Faggin cita l’esempio delle monadi di Leibniz e dice che il “tutto” è composto da un’energia che si autoriflette. “La realtà ha due facce “irriducibili” ( da cui il titolo del suo ultimo libro): una interna che è la MIA esperienza e una esterna che è il TUTTO. L’origine è coscienza. Il determinismo ha quindi fallito perché la fisica classica non spiega i fatti”. Qui arriviamo ad uno dei concetti più complessi citati dall’illustre concittadino, ovvero quello dell’”entanglement”. Si tratta, in parole poverissime, di un fenomeno che  comporta l’impossibilità di rappresentare un sistema quantistico composto in termini di descrizioni meramente locali, una per ciascun sistema. Poiché lo stato di sovrapposizione quantistica è indipendente da una separazione spaziale di tali sistemi (sottosistemi), l’entanglement implica in modo controintuitivo la presenza tra essi di correlazioni a distanza e, di conseguenza, il carattere non locale della realtà fisica. L’entanglement quantistico costituisce una difficoltà per la interpretazione della teoria quantistica dal punto di vista epistemologico, in quanto è incompatibile con il principio apparentemente ovvio e realistico della località, per il quale il passaggio di informazione tra diversi elementi di un sistema può avvenire soltanto tramite interazioni causali successive, che agiscano spazialmente dall’inizio alla fine. 
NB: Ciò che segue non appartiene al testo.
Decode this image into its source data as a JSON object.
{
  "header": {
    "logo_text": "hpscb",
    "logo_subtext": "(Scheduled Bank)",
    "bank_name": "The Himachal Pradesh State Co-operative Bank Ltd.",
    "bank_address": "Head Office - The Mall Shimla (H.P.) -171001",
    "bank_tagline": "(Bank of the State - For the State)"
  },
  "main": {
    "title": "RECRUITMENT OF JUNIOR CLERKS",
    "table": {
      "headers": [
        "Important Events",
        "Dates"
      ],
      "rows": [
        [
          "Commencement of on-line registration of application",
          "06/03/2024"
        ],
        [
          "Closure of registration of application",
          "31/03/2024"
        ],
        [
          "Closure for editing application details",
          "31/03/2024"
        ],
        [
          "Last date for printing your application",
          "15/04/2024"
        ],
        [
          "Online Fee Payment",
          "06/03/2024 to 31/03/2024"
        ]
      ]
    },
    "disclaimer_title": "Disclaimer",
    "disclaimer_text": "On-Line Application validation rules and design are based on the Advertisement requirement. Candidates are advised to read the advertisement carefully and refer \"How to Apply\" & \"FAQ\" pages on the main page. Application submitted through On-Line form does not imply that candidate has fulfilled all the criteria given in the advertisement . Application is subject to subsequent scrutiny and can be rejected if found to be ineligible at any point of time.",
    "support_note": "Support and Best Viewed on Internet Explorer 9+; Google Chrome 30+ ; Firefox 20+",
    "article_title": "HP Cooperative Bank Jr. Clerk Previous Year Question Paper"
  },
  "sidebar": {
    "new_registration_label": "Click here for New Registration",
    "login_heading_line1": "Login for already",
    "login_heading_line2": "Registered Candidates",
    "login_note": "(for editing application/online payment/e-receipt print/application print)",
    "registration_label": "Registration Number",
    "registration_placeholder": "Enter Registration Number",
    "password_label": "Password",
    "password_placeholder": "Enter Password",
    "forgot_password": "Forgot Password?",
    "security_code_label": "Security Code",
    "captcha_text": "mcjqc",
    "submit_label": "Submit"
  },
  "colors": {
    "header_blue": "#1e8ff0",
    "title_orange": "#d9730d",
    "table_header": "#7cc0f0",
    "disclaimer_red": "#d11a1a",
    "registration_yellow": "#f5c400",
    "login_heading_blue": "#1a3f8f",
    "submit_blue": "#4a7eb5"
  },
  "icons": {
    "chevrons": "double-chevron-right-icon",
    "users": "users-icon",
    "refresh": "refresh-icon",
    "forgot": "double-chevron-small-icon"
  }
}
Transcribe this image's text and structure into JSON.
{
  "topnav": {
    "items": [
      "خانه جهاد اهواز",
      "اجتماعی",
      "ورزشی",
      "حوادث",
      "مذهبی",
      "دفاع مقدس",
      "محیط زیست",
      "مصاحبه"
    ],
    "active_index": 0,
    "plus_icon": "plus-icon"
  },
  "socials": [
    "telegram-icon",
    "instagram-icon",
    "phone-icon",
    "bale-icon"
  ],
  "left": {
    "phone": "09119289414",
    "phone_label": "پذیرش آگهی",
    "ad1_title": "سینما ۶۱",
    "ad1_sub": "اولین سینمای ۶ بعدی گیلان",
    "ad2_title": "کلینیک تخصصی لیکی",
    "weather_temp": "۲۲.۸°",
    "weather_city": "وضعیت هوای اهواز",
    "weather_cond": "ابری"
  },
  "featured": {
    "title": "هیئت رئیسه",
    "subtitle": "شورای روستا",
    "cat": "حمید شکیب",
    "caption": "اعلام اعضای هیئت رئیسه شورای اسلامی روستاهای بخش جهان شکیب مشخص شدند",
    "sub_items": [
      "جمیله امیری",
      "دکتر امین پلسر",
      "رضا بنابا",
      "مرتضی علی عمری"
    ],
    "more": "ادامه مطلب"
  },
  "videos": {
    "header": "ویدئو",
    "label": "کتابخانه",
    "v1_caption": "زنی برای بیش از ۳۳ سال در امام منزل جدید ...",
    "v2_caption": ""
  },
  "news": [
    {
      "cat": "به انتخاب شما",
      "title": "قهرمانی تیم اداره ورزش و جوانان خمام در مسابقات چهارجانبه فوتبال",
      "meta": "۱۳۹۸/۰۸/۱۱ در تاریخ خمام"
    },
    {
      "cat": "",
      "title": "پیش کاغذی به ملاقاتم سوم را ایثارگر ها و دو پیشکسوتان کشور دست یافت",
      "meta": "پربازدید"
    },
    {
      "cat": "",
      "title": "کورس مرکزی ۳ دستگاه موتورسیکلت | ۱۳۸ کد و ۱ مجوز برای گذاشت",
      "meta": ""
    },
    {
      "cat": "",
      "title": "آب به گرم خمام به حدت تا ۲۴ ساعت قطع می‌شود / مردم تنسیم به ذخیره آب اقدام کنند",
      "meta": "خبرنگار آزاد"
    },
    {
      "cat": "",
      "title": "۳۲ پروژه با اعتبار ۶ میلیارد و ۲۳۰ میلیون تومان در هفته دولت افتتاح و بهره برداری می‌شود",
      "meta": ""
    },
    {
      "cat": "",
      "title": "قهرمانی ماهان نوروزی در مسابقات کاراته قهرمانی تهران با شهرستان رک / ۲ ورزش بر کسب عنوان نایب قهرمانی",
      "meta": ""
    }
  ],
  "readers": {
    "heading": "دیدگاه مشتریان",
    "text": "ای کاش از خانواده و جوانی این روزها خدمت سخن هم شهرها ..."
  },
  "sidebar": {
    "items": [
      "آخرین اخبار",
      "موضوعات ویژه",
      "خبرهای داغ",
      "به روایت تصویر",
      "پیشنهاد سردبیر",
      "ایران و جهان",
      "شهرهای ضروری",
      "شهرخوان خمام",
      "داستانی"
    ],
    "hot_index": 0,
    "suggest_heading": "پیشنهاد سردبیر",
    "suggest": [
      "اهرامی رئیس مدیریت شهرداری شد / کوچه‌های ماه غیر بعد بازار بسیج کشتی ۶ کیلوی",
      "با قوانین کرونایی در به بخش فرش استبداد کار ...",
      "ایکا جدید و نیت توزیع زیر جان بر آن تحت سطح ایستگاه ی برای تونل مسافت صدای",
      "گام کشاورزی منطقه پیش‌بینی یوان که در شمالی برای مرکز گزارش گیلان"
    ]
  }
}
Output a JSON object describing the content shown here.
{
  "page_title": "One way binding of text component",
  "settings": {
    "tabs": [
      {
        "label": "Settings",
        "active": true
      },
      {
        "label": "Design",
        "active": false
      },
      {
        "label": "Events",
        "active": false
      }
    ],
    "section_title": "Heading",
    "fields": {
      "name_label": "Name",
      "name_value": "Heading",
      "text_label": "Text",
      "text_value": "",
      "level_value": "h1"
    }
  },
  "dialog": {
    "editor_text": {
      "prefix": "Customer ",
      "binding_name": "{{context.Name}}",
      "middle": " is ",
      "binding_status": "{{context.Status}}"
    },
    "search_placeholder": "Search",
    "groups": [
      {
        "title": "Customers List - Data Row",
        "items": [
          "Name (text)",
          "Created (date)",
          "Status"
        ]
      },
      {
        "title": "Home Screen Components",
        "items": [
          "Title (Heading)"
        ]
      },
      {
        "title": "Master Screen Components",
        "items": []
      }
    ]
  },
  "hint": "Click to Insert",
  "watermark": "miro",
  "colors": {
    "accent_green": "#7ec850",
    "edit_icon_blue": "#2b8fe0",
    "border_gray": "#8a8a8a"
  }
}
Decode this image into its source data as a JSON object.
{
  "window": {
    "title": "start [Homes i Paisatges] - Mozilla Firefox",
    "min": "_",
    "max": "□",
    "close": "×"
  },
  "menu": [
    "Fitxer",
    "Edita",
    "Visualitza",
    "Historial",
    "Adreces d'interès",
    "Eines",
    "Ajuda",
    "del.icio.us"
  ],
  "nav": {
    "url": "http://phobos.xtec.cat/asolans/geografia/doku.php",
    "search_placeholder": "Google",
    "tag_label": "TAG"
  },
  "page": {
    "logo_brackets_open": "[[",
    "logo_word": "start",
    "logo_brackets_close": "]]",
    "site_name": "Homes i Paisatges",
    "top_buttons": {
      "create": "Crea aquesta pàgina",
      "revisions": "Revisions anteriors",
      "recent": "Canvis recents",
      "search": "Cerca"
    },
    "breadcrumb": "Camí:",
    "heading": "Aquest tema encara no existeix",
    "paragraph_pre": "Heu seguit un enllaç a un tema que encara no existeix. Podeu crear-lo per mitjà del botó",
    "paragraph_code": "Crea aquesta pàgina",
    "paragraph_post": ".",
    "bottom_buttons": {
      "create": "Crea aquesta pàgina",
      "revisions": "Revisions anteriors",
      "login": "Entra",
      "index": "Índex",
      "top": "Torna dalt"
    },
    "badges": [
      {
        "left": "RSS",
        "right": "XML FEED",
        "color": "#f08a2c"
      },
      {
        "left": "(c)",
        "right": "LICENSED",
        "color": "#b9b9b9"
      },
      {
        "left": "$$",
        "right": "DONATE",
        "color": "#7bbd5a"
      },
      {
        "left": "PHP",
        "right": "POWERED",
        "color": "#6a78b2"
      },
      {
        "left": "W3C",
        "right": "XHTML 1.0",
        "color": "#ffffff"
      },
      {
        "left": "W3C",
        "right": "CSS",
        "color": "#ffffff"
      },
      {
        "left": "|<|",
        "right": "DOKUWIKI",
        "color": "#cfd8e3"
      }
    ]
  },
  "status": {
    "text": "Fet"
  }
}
“La vita è un fenomeno sia quantistico che classico: ci sono atomi e molecole che interagiscono indipendentemente. I fisici asseriscono che l’universo non ha significato ma in realtà il significato glielo hanno tolto loro. L’universo, di fatto, è composto da una realtà cosciente”. Il finale è quasi commovente, perché parole del genere dette da un fisico che ora è più filosofo ma che arriva a conclusioni così universali partendo dalla scienza, lasciano davvero senza fiato. “La realtà è collaborativa, non competitiva. La coscienza è privata. Fare del male a qualcuno significa farlo a se stessi”.